同プロジェクトは、ドローンと不妊虫放飼と呼ばれる害虫駆除の方法を組み合わせたものになる。ドローンから放たれた不妊雄ハエが雌バエと交尾するともはや繁殖ができず、個体数が減ることになる。
プロジェクトを牽引するのはスペインのドローン企業エンベンション(Embention)と国際原子力機関(IAEA)。一方、エチオピア家畜部、国連食糧農業機関がサポートに回る。なお、 IAEAは雄のツェツェバエに放射線をあて、去勢するために参加しているという。
アフリカの吸血ハエ・ツェツェバエは主に、サハラ以南のアフリカ中部に主に生息しており、人間や動物の血を吸うことで生きる。問題はトリパノソーマ(寄生虫)に感染した人や動物の血を吸った後に他の人や動物の血を吸うため、いわゆる“睡眠病”の感染源になっているという点。人間が睡眠病にかかると、発熱、頭痛、関節の痛みを誘発し、最悪の場合、死亡することもある。また、家畜が感染すると筋肉麻痺が起こり、こちらも死に至るそうだ。
世界保健機関(WHO)によると、睡眠病の感染は2000年に2万6000件。ただし、2013年には5967件まで減少しており、すでに撲滅の段階に入ったと考えられているという。
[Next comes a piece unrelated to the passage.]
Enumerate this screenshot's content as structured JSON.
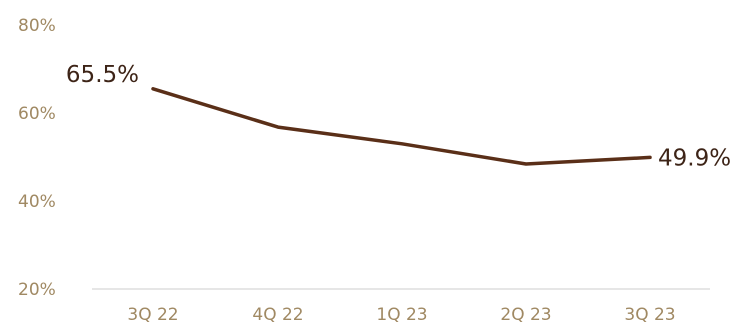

しかし、エチオピアではツェツェバエが生息しているため、人間や家畜が接近できない肥沃な領土が22万㎢もある。今回、ドローンが集中的に投入されるのもこの地域である。農業はエチオピア国内総生産の半分近く(約43%)を占めており、全体の雇用の85%を創出している。
エチオピアは、数年前から飛行機で去勢された雄ツェツェバエを放つ作業を進めてきた。ただし、ドローンを使えば有人飛行機よりも低く長く飛ぶことが可能であり、去勢されたハエをより均等に放つことができると期待されている。熟練したパイロットは不要で、コストも削減も魅力だ。
エンベンションは固定翼式のF300ドローンを投入し、300m上空から、一台あたり5000匹の去勢された蝿を放つ予定である。今回のプロジェクトが成功し、効果が挙がれば、ドローンをマラリア蚊退治にも投入する計画だとしている。